O João disse ao Pedro que palpite certo daria macaco pois havia sonhado com um hóspede do hotel e foi olhar a placa do carro a qual era macaco e fez o jogo e de posse do jogo e da informação Pedro da Mula seguiu seu périplo de recolhimento de jogo onde incluía a delegacia de policia em que o escrivão jogava religiosamente apesar da tipificação de contravenção penal o dito jogo. E lá chegando, Pedro da Mula o escrivão pediu sugestão em que jogar ao que aquele falou do palpite do João do hotel e contou a história ao escrivão que então fez seu jogo. Mas além de jogador era também policial e seu sexto sentido lhe dizia já ter visto aquela placa em algum lugar e precisou fazer algumas consultas apenas nos arquivos que dispunha para saber de onde vinha e com mais algumas diligências pediu reforços e autorização para o delegado e com a imponência de uma grande operação adentrou ao recinto do hotel prendendo o hóspede misterioso que sorvia uma taça de cabernet no aconchego do seu quarto.
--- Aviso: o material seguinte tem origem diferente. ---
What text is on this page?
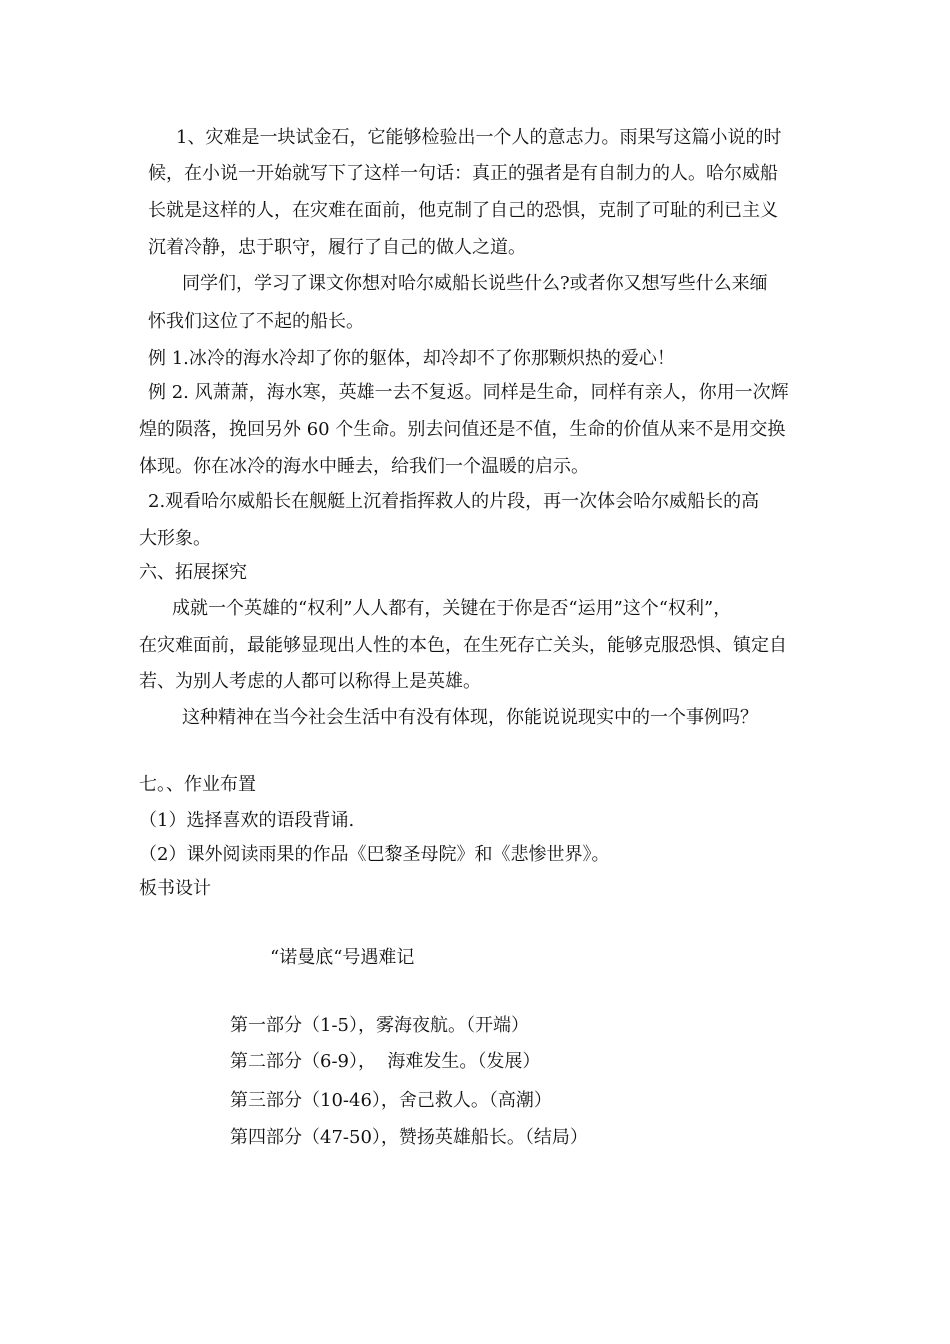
1、灾难是一块试金石，它能够检验出一个人的意志力。雨果写这篇小说的时

候，在小说一开始就写下了这样一句话：真正的强者是有自制力的人。哈尔威船

长就是这样的人，在灾难在面前，他克制了自己的恐惧，克制了可耻的利已主义

沉着冷静，忠于职守，履行了自己的做人之道。

同学们，学习了课文你想对哈尔威船长说些什么?或者你又想写些什么来缅

怀我们这位了不起的船长。

例 1.冰冷的海水冷却了你的躯体，却冷却不了你那颗炽热的爱心！

例 2. 风萧萧，海水寒，英雄一去不复返。同样是生命，同样有亲人，你用一次辉

煌的陨落，挽回另外 60 个生命。别去问值还是不值，生命的价值从来不是用交换

体现。你在冰冷的海水中睡去，给我们一个温暖的启示。

2.观看哈尔威船长在舰艇上沉着指挥救人的片段，再一次体会哈尔威船长的高

大形象。

六、拓展探究

成就一个英雄的“权利”人人都有，关键在于你是否“运用”这个“权利”，

在灾难面前，最能够显现出人性的本色，在生死存亡关头，能够克服恐惧、镇定自

若、为别人考虑的人都可以称得上是英雄。

这种精神在当今社会生活中有没有体现，你能说说现实中的一个事例吗？

七。、作业布置

（1）选择喜欢的语段背诵.

（2）课外阅读雨果的作品《巴黎圣母院》和《悲惨世界》。

板书设计

“诺曼底“号遇难记

第一部分（1-5），雾海夜航。（开端）

第二部分（6-9），  海难发生。（发展）

第三部分（10-46），舍己救人。（高潮）

第四部分（47-50），赞扬英雄船长。（结局）
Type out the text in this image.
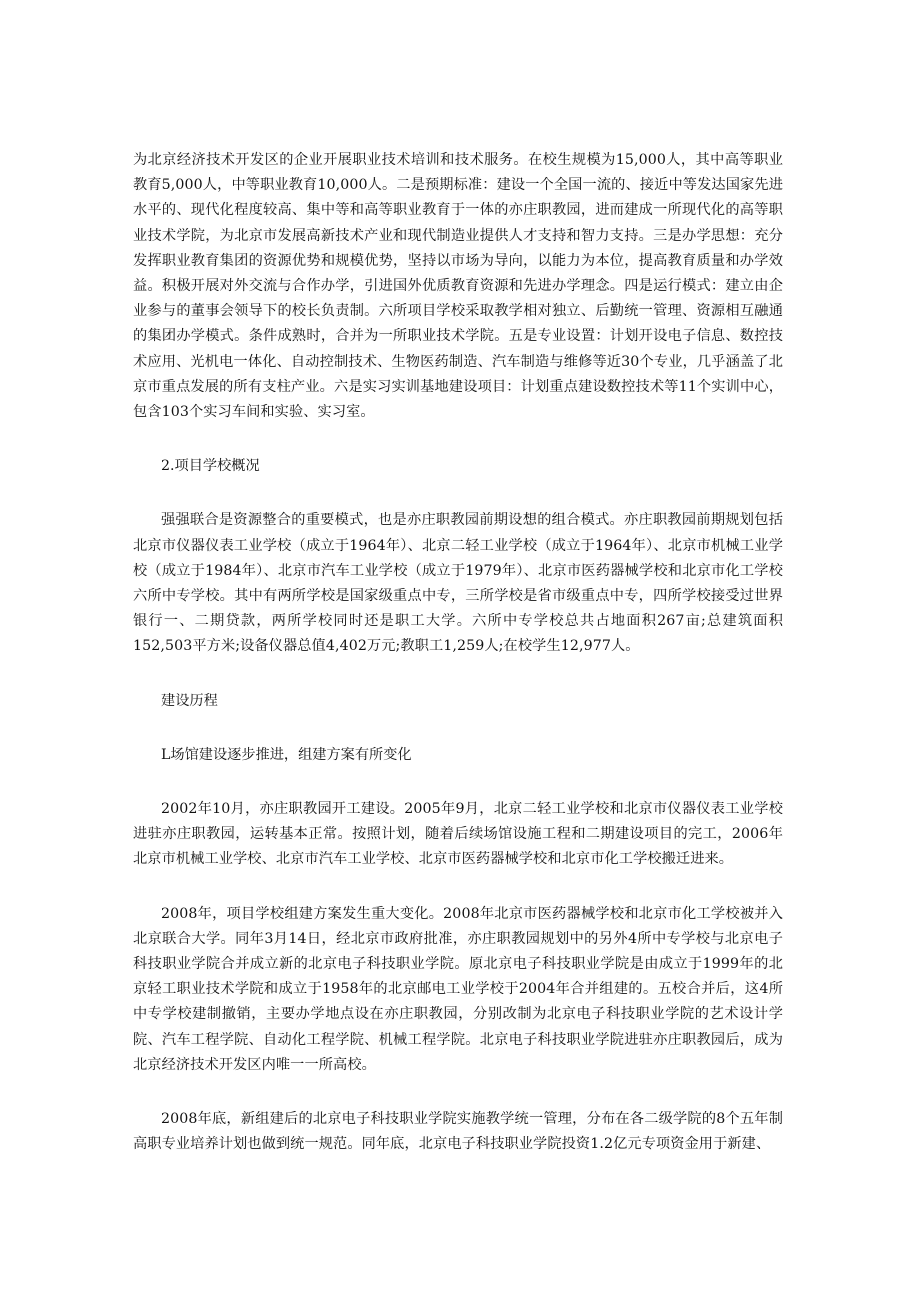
为北京经济技术开发区的企业开展职业技术培训和技术服务。在校生规模为15,000人，其中高等职业教育5,000人，中等职业教育10,000人。二是预期标准：建设一个全国一流的、接近中等发达国家先进水平的、现代化程度较高、集中等和高等职业教育于一体的亦庄职教园，进而建成一所现代化的高等职业技术学院，为北京市发展高新技术产业和现代制造业提供人才支持和智力支持。三是办学思想：充分发挥职业教育集团的资源优势和规模优势，坚持以市场为导向，以能力为本位，提高教育质量和办学效益。积极开展对外交流与合作办学，引进国外优质教育资源和先进办学理念。四是运行模式：建立由企业参与的董事会领导下的校长负责制。六所项目学校采取教学相对独立、后勤统一管理、资源相互融通的集团办学模式。条件成熟时，合并为一所职业技术学院。五是专业设置：计划开设电子信息、数控技术应用、光机电一体化、自动控制技术、生物医药制造、汽车制造与维修等近30个专业，几乎涵盖了北京市重点发展的所有支柱产业。六是实习实训基地建设项目：计划重点建设数控技术等11个实训中心，包含103个实习车间和实验、实习室。

2.项目学校概况

强强联合是资源整合的重要模式，也是亦庄职教园前期设想的组合模式。亦庄职教园前期规划包括北京市仪器仪表工业学校（成立于1964年）、北京二轻工业学校（成立于1964年）、北京市机械工业学校（成立于1984年）、北京市汽车工业学校（成立于1979年）、北京市医药器械学校和北京市化工学校六所中专学校。其中有两所学校是国家级重点中专，三所学校是省市级重点中专，四所学校接受过世界银行一、二期贷款，两所学校同时还是职工大学。六所中专学校总共占地面积267亩;总建筑面积152,503平方米;设备仪器总值4,402万元;教职工1,259人;在校学生12,977人。

建设历程

L场馆建设逐步推进，组建方案有所变化

2002年10月，亦庄职教园开工建设。2005年9月，北京二轻工业学校和北京市仪器仪表工业学校进驻亦庄职教园，运转基本正常。按照计划，随着后续场馆设施工程和二期建设项目的完工，2006年北京市机械工业学校、北京市汽车工业学校、北京市医药器械学校和北京市化工学校搬迁进来。

2008年，项目学校组建方案发生重大变化。2008年北京市医药器械学校和北京市化工学校被并入北京联合大学。同年3月14日，经北京市政府批准，亦庄职教园规划中的另外4所中专学校与北京电子科技职业学院合并成立新的北京电子科技职业学院。原北京电子科技职业学院是由成立于1999年的北京轻工职业技术学院和成立于1958年的北京邮电工业学校于2004年合并组建的。五校合并后，这4所中专学校建制撤销，主要办学地点设在亦庄职教园，分别改制为北京电子科技职业学院的艺术设计学院、汽车工程学院、自动化工程学院、机械工程学院。北京电子科技职业学院进驻亦庄职教园后，成为北京经济技术开发区内唯一一所高校。

2008年底，新组建后的北京电子科技职业学院实施教学统一管理，分布在各二级学院的8个五年制高职专业培养计划也做到统一规范。同年底，北京电子科技职业学院投资1.2亿元专项资金用于新建、
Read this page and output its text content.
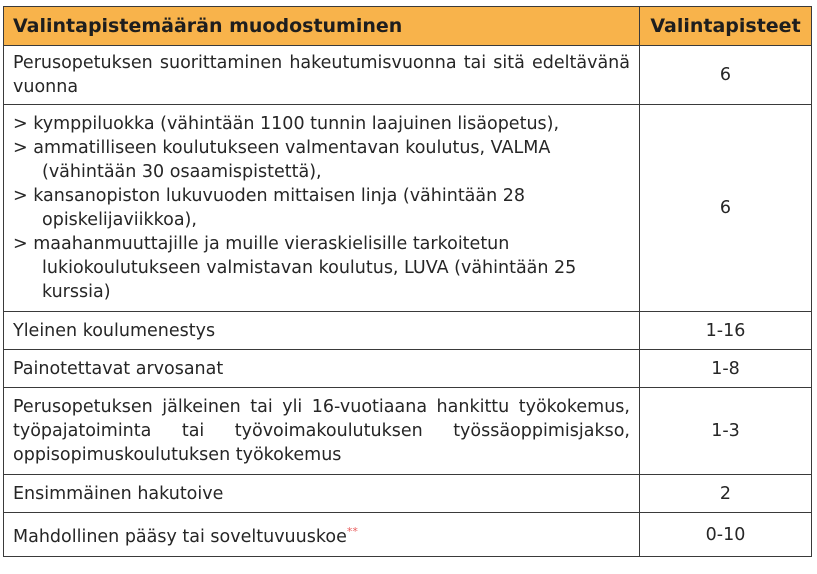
Valintapistemäärän muodostuminen	Valintapisteet
Perusopetuksen suorittaminen hakeutumisvuonna tai sitä edeltävänä vuonna	6

> kymppiluokka (vähintään 1100 tunnin laajuinen lisäopetus),
> ammatilliseen koulutukseen valmentavan koulutus, VALMA (vähintään 30 osaamispistettä),
> kansanopiston lukuvuoden mittaisen linja (vähintään 28 opiskelijaviikkoa),
> maahanmuuttajille ja muille vieraskielisille tarkoitetun lukiokoulutukseen valmistavan koulutus, LUVA (vähintään 25 kurssia)	6
Yleinen koulumenestys	1-16
Painotettavat arvosanat	1-8
Perusopetuksen jälkeinen tai yli 16-vuotiaana hankittu työkokemus, työpajatoiminta tai työvoimakoulutuksen työssäoppimisjakso, oppisopimuskoulutuksen työkokemus	1-3
Ensimmäinen hakutoive	2
Mahdollinen pääsy tai soveltuvuuskoe**	0-10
Sim, os hóspedes ficaram boquiabertos de saber que o homem na realidade era um assaltante famoso e que assaltara um banco na capital do Estado e se refugiara no hotel da pequena cidade até amainar a perseguição e iria continuar ali até quando a mentira estivesse colando, por isso não saia nem passeava no carro que era produto de furto e foram avisadas as delegacias do Estado por isso o escrivão lembrou da placa pois antes de pequeno contraventor era também policial.

Mas estupefato mesmo ficou o gerente do hotel, pois os proprietários iriam lhe cobrar essa vultosa soma em que já estava a hospedagem do homem. Mas o gerente em vingança queria cobrar do João - o que virava as xícaras - pois foi de um sonho seu que veio o número e se sonhou é por que dormiu e na portaria não era pago para dormir, ora pura maldade do gerente pois o João afirmou que sonhou quando dormia no seu momento de folga e não no sono do serviço.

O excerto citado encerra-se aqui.